NovelToon NovelToon

SECRET SUGAR DADDY

Bab 1 TERNYATA KAU MASIH PERAWAN.

Hemmmz..." selimut tebal halus yang nyaman aku rasakan menggesek permukaan kulitku tanpa penghalang tanda jika saat itu aku tidak mengenakan pakaian sama sekali.

"Akh... sakit," aku merasakan saat itu nyeri menyelimuti seluruh tubuhku di mana aku seolah tidak memiliki tenaga sama sekali untuk bergerak dari tempatku berada terutama tepat di bagian bawah pusarku atau di bagian inti milikku aku merasa disana seolah tengah membengkak dan begitu perih aku rasakan tapi aku mengabaikannya begitu saja aku tidak menghiraukannya.

Pagi itu aku terbangun begitu saja ketika aku merasa silau cahaya matahari mulai menerpa wajahku menusuk kedua mataku meskipun saat itu aku masih memejamkan kedua mata dan perlahan aku mengusapnya beberapa kali usapan hingga aku bisa membuka kedua mataku dengan sempurna namun saat aku membukanya, aku melihat punggung datar terbuka tubuh lelaki yang datar dan postur tubuh begitu sempurna meskipun dari belakang.

"Hemz..." aku merasa jika saat itu aku masih bermimpi dan aku masih betah berada di alam mimpiku tersebut dan jika aku sadar aku tengah bermimpi Aku benar-benar tidak ingin bangun apalagi membuka mata.

"Deg," tiba-tiba jantungku seolah berhenti berdetak ketika aku melihat lelaki itu menolehkan wajahnya ke belakang menghadap ke arahku yang saat itu masih terbaring di atas pembaringan.
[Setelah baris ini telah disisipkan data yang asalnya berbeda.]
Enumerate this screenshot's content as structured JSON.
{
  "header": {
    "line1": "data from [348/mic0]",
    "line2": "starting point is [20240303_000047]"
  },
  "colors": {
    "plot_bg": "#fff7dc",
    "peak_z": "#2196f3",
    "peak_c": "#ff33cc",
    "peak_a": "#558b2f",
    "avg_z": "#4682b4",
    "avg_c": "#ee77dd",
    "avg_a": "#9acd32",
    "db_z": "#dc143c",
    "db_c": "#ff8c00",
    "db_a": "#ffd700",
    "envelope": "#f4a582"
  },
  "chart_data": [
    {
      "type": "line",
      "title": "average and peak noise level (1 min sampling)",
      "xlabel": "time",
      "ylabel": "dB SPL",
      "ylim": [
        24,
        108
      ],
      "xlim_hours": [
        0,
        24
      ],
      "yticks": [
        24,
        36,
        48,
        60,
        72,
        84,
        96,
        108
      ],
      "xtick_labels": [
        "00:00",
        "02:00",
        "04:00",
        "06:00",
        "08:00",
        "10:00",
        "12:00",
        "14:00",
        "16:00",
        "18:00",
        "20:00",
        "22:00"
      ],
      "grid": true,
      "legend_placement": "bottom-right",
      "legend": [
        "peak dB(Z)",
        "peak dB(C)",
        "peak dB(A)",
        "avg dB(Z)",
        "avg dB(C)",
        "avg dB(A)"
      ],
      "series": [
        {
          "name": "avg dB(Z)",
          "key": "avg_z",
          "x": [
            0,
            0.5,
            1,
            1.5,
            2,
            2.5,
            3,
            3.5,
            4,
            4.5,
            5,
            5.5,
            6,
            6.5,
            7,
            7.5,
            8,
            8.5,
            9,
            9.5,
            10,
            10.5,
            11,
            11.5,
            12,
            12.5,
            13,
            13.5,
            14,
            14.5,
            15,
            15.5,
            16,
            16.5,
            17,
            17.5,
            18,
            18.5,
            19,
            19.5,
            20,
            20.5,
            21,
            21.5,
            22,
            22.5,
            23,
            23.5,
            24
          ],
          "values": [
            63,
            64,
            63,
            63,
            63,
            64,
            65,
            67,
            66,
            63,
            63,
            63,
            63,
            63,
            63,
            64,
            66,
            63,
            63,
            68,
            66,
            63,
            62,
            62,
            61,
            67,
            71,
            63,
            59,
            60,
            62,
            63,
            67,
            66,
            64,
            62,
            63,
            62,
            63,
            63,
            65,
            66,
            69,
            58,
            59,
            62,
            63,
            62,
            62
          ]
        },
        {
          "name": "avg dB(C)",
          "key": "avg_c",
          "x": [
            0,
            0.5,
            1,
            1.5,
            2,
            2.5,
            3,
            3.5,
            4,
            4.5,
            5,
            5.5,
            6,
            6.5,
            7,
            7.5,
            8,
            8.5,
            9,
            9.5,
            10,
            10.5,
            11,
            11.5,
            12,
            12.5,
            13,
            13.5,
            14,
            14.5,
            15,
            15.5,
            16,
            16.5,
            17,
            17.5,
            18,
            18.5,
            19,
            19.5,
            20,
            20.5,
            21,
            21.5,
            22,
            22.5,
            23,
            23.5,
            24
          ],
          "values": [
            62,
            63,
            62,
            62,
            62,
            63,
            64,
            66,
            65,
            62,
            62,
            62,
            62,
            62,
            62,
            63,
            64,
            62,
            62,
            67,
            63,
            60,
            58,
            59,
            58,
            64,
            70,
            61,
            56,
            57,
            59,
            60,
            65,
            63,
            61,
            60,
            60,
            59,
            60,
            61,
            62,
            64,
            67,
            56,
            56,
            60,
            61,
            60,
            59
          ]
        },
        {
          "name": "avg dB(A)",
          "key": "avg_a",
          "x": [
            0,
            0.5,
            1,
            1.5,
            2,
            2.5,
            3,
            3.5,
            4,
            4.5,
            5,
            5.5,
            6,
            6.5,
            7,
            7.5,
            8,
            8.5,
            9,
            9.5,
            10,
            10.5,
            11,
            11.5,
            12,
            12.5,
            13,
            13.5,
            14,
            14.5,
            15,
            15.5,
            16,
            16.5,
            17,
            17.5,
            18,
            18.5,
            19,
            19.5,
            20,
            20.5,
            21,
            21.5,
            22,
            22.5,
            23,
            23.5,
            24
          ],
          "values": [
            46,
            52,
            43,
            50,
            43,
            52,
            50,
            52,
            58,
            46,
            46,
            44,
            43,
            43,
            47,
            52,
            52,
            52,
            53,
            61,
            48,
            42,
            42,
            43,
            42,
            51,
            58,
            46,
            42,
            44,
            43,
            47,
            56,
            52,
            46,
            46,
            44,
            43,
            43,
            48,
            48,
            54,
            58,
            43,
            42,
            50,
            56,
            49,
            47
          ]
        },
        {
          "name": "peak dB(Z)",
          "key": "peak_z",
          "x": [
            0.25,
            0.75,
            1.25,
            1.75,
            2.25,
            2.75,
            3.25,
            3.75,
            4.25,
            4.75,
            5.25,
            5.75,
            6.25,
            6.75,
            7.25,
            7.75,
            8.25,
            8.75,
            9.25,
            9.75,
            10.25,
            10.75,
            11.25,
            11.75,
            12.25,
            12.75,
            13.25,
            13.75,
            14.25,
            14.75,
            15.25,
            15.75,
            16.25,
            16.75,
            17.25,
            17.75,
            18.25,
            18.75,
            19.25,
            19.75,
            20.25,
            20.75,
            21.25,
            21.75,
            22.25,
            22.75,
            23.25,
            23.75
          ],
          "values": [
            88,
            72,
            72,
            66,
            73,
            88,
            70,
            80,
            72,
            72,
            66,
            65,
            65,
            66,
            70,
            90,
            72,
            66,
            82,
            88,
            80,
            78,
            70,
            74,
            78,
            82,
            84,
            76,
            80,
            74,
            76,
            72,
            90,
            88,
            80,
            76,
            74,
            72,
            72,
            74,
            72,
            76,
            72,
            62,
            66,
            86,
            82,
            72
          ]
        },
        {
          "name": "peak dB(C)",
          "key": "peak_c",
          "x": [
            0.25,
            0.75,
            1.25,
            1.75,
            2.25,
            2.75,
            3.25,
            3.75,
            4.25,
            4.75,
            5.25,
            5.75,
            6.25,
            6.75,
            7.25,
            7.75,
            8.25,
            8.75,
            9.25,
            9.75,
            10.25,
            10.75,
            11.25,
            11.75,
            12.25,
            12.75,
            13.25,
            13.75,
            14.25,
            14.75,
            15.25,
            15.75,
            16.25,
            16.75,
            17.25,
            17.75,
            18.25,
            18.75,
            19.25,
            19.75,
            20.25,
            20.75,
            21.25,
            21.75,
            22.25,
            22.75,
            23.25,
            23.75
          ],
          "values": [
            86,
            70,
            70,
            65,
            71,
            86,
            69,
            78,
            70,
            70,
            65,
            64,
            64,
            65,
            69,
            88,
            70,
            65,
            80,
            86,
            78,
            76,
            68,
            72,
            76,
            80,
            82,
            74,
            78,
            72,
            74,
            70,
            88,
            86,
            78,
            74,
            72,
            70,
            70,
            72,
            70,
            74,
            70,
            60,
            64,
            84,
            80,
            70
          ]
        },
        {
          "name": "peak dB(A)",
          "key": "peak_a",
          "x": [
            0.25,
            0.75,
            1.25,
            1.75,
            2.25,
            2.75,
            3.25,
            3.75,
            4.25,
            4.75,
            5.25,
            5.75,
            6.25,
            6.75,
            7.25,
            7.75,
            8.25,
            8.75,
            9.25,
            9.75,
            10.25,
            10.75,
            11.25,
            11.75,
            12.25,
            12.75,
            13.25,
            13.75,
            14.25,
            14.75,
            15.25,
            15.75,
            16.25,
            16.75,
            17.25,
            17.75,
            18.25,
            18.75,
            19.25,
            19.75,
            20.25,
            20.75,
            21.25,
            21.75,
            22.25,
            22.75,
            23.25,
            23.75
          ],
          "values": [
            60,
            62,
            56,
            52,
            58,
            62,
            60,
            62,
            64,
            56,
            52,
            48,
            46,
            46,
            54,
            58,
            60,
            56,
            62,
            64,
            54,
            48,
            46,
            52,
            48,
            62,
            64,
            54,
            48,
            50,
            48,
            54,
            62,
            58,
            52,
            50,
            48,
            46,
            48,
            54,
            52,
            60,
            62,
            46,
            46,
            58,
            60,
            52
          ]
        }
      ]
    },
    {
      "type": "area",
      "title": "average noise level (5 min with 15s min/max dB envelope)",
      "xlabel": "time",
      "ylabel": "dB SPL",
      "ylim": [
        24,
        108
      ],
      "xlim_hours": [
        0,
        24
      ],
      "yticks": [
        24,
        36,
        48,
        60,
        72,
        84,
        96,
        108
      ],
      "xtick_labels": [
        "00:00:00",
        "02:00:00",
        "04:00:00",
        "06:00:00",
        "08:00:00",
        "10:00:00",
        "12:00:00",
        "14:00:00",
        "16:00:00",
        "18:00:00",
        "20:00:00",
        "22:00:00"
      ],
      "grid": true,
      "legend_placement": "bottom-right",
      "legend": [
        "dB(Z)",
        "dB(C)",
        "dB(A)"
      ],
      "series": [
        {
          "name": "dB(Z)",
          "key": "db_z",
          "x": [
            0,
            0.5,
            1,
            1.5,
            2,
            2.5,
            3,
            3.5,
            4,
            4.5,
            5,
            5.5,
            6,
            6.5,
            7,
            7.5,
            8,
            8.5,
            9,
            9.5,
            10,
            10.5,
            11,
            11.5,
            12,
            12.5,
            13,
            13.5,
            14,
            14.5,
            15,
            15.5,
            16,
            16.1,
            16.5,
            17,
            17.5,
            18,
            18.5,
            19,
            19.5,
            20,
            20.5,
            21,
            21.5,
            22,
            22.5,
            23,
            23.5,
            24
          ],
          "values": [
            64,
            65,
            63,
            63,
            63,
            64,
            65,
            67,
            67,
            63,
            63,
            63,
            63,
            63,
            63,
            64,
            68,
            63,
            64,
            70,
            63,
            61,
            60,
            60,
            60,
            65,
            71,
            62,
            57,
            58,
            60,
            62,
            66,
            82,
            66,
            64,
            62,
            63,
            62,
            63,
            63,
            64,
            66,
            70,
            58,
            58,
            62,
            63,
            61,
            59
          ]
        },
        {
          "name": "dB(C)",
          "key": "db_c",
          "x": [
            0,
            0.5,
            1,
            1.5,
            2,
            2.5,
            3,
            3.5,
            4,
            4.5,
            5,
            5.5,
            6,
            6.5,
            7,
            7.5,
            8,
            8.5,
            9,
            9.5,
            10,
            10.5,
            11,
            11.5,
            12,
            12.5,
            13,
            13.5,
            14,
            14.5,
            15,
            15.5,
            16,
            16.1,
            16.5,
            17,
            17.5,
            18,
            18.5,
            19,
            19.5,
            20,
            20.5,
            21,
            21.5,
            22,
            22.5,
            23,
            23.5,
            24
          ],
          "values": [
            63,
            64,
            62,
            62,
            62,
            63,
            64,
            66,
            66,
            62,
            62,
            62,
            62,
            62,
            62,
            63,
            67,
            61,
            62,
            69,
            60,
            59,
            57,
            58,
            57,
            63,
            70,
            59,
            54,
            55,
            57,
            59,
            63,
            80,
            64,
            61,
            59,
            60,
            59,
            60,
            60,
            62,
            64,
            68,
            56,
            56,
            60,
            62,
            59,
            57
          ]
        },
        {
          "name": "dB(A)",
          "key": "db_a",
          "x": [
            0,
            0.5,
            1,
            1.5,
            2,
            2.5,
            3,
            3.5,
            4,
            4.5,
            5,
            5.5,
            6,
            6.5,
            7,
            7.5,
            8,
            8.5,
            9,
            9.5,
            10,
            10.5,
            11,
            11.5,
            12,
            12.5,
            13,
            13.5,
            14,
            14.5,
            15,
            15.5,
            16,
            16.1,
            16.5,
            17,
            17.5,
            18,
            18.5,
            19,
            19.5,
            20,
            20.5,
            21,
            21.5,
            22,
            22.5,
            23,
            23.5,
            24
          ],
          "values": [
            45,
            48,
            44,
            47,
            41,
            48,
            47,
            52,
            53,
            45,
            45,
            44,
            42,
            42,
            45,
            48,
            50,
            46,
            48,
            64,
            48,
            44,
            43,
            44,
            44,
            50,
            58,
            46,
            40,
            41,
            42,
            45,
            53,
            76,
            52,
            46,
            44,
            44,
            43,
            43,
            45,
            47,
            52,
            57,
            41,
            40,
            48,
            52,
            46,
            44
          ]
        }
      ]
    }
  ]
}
"Oh Tuhan kenapa lelaki yang aku lihat itu begitu tampan? Apakah dia seorang malaikat yang engkau turunkan untukku? Oh sepertinya aku salah, sepertinya aku masih berada di alam mimpi dan aku harus menikmatinya," gerutuku dalam hati ketika aku melihat sosok lelaki yang saat itu tengah sepenuhnya membalikkan tubuhnya menghadap ke arahku lalu jantungku kian berdegup kencang dan nafasku mulai memburu ketika aku melihat lelaki itu mulai melangkahkan kakinya mendekat menuju ke arahku.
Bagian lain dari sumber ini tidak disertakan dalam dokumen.